The top doc: Illinois’ director of public health features for USTA League national champs

“It was a dream of mine—ask my husband, everybody knows—just to get to sectionals. I just wanted to get to Indy [Indianapolis, where USTA Midwest holds its sectional qualifier for nationals], and I’d never gotten the chance. There were so many teams competing in 18-and-over, and then I turned 40 and moved into the 40-and-over but never got that far,” she said. “Last year, everything was canceled and there was no Indy. This year, we barely eked it out to get our first berth, and I was so excited. I was like, ‘This is the pinnacle. This is what we’ve been talking about!’ And then we won. We beat out [teams from] Indiana, Ohio, Wisconsin and Michigan, and, unbelievably, we were going to nationals.


“There were no expectations. I didn’t even know how you win it,” she added. “I knew there were 17 sections, and I was thinking that the teams who play outdoors would have an advantage over us. We play all of our tennis indoors, and I thought that we’re going to have such a disadvantage because we’re not used to the wind and the sunlight. There are no conditions to battle in the indoor tennis club, where we’re just like, ‘Is the air conditioning up high or not?’ We won the first matches on day one and we were actually at the top of the pack, but we lost miserably in our first match of day two. I just thought, ‘Oh, well, at least we got here.’ We snuck into fourth-place position at the end of day two to reach the semifinals… and to achieve an upset like that, to win, it was just unbelievable.”

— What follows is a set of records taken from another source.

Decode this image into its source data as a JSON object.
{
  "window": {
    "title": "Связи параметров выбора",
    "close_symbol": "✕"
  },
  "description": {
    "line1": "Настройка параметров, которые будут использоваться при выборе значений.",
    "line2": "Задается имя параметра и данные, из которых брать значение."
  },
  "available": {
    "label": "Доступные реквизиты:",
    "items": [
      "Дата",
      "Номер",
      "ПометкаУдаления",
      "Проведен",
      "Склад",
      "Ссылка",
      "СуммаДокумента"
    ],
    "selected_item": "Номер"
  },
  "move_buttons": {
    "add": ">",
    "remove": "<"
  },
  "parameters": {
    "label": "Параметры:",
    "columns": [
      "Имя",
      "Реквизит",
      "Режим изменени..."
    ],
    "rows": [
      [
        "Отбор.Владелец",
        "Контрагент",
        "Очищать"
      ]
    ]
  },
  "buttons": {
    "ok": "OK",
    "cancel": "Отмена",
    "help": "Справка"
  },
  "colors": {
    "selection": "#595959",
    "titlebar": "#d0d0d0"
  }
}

Outside of USTA League competition, Ezike says she’s grateful that her professional and personal paths have converged through tennis: some of her earliest USTA League teammates were colleagues from her then-hospital, and her husband and children have all played the game at various levels. She says that those who’ve picked up tennis in the last year should stick with it, and that it can and should have a place in American society long after the pandemic’s effects subside.


“I think sports are just like this big metaphor for life. It’s funny that there are just so many parallels between what you have to endure in your tennis matches versus whatever it is that you’re doing in your work life. The exact same lessons completely apply,” she said.

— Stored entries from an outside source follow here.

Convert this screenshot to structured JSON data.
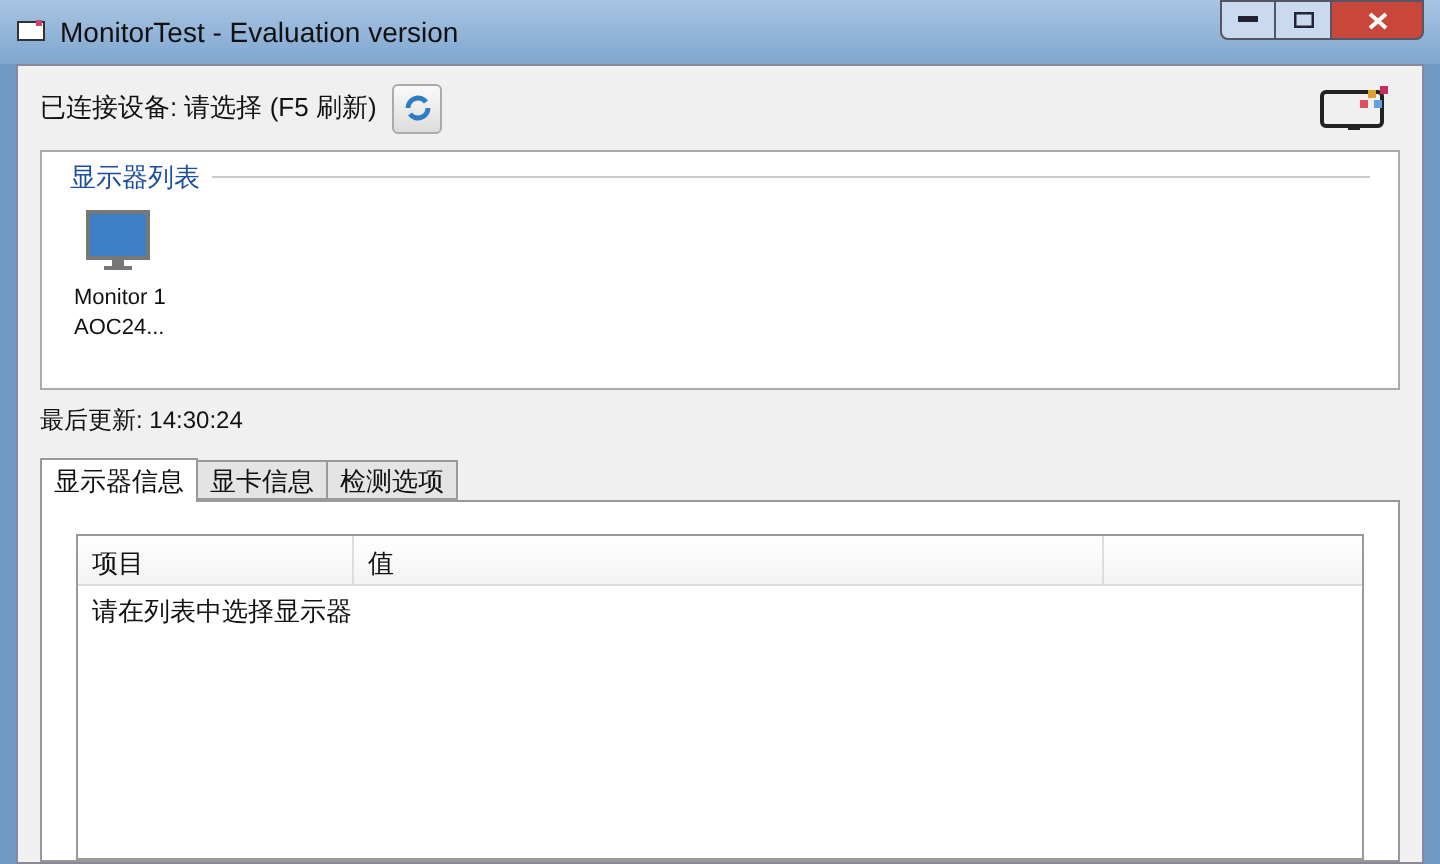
{
  "window": {
    "title": "MonitorTest - Evaluation version"
  },
  "device": {
    "label": "已连接设备: 请选择 (F5 刷新)"
  },
  "monitor_list": {
    "title": "显示器列表",
    "items": [
      {
        "name": "Monitor 1",
        "model": "AOC24...",
        "selected": false
      }
    ]
  },
  "last_update": "最后更新: 14:30:24",
  "tabs": [
    {
      "label": "显示器信息",
      "selected": true
    },
    {
      "label": "显卡信息",
      "selected": false
    },
    {
      "label": "检测选项",
      "selected": false
    }
  ],
  "table": {
    "columns": [
      "项目",
      "值"
    ],
    "rows": [
      {
        "text": "请在列表中选择显示器"
      }
    ]
  }
}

“Tennis allows us to do so many things. If you just want exercise, you can just play. If you want to do the competition that’s available, there are so many options for you… it absolutely is for everyone of any ability. You don’t have to have grown up with the tennis racquet. All of my kids have taken tennis lessons. Some of them have competed, but it’s something that we’re going to be doing into our late senior years for fun or for competition. It’s available for everyone at every level, differently-abled, whatever it is, at every stage of life. I’m just excited that I have become acquainted with the sport and it’s going to be a lifelong relationship. I recommend it for everyone. I have not had anyone that I have recruited to the sport who hasn’t who hasn’t fallen in love with it.

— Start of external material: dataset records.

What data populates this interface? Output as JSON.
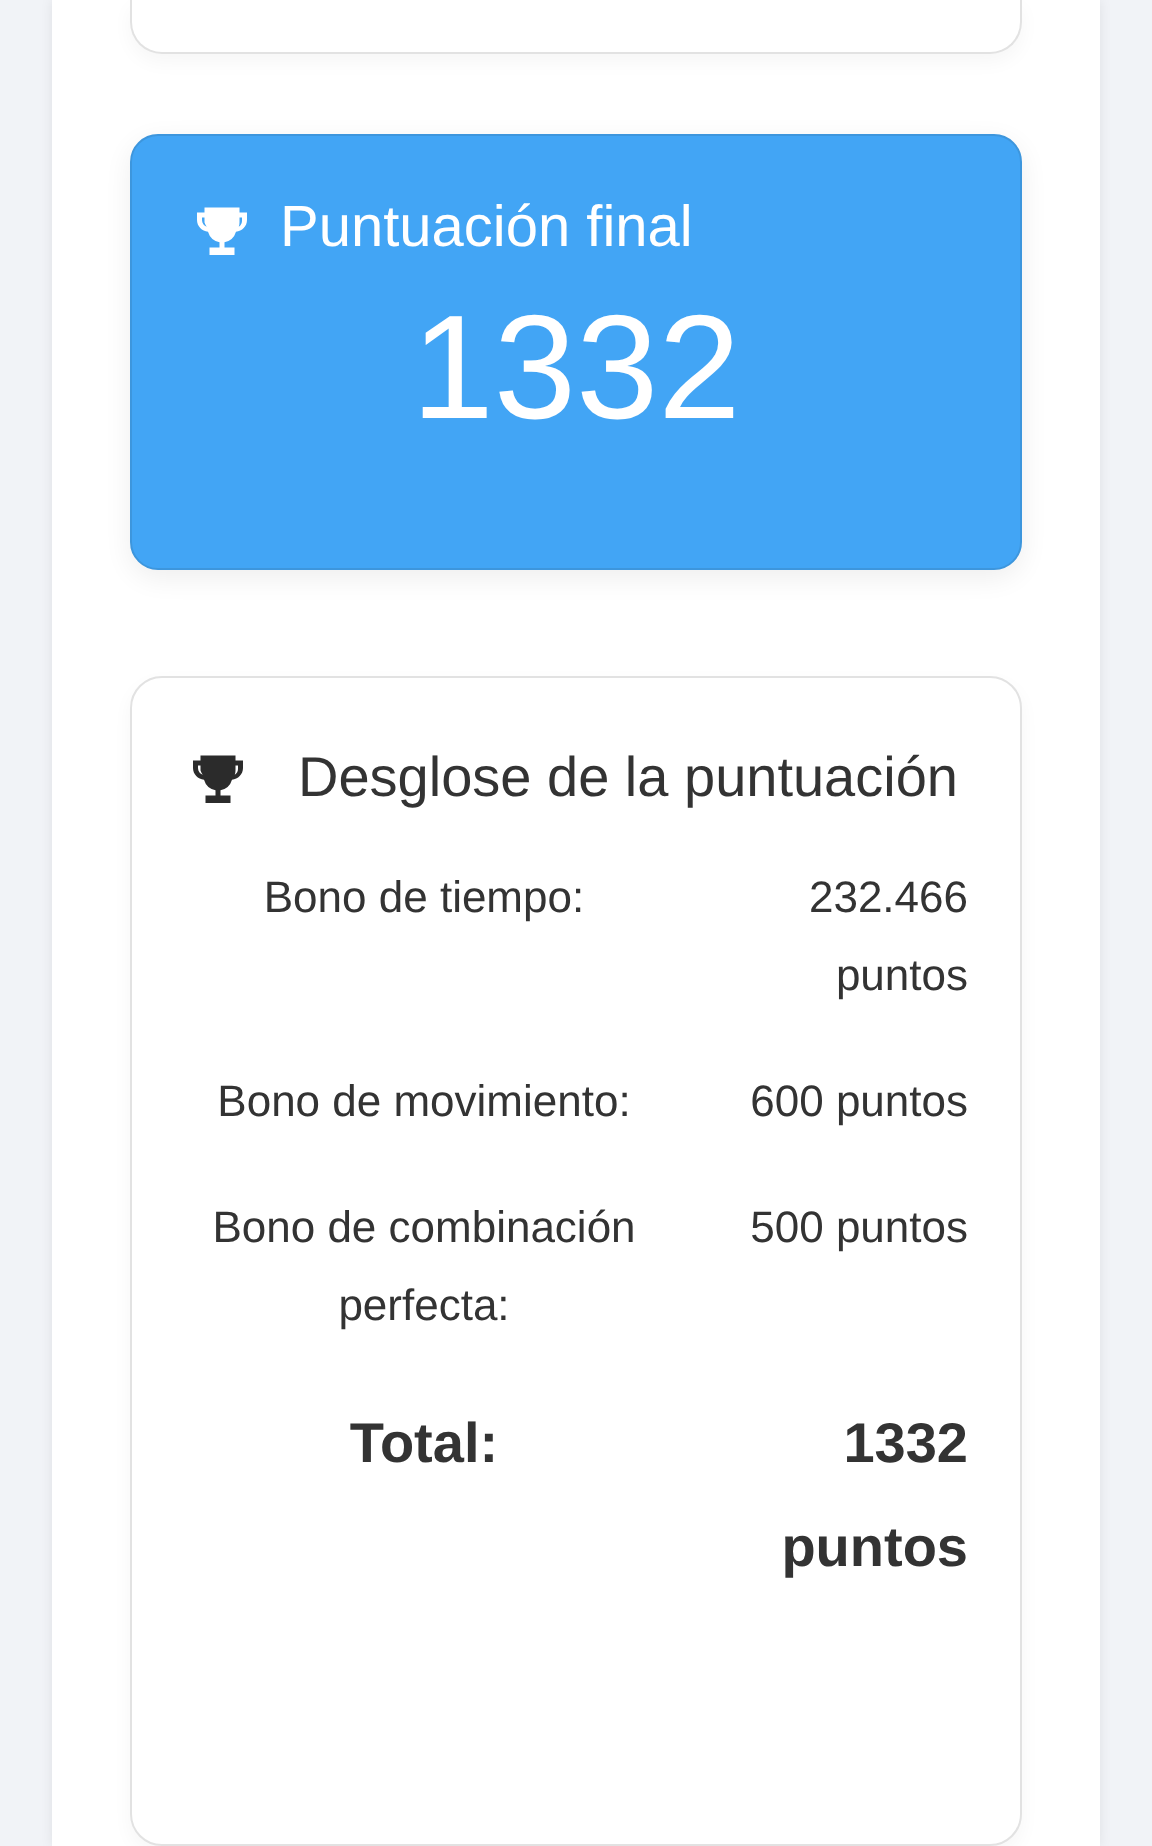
{
  "final_score": {
    "title": "Puntuación final",
    "value": "1332"
  },
  "breakdown": {
    "title": "Desglose de la puntuación",
    "rows": [
      {
        "kind": "item",
        "label": "Bono de tiempo:",
        "value": "232.466 puntos"
      },
      {
        "kind": "item",
        "label": "Bono de movimiento:",
        "value": "600 puntos"
      },
      {
        "kind": "item",
        "label": "Bono de combinación perfecta:",
        "value": "500 puntos"
      },
      {
        "kind": "total",
        "label": "Total:",
        "value": "1332 puntos"
      }
    ]
  }
}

“I think people who play tennis learn the important lesson that it’s not over until it’s over. I have definitely had those matches. I definitely remember a match where I was up 9-2 in the third-set match tiebreak, and we lost that match. I’ve also been spanked 6-0 in the first set and gone on to win the match. Just remembering that you have to go all the way, you have to fight all the way to that last point, that it’s never over and that you can always come back, it’s just such a great lesson for life.”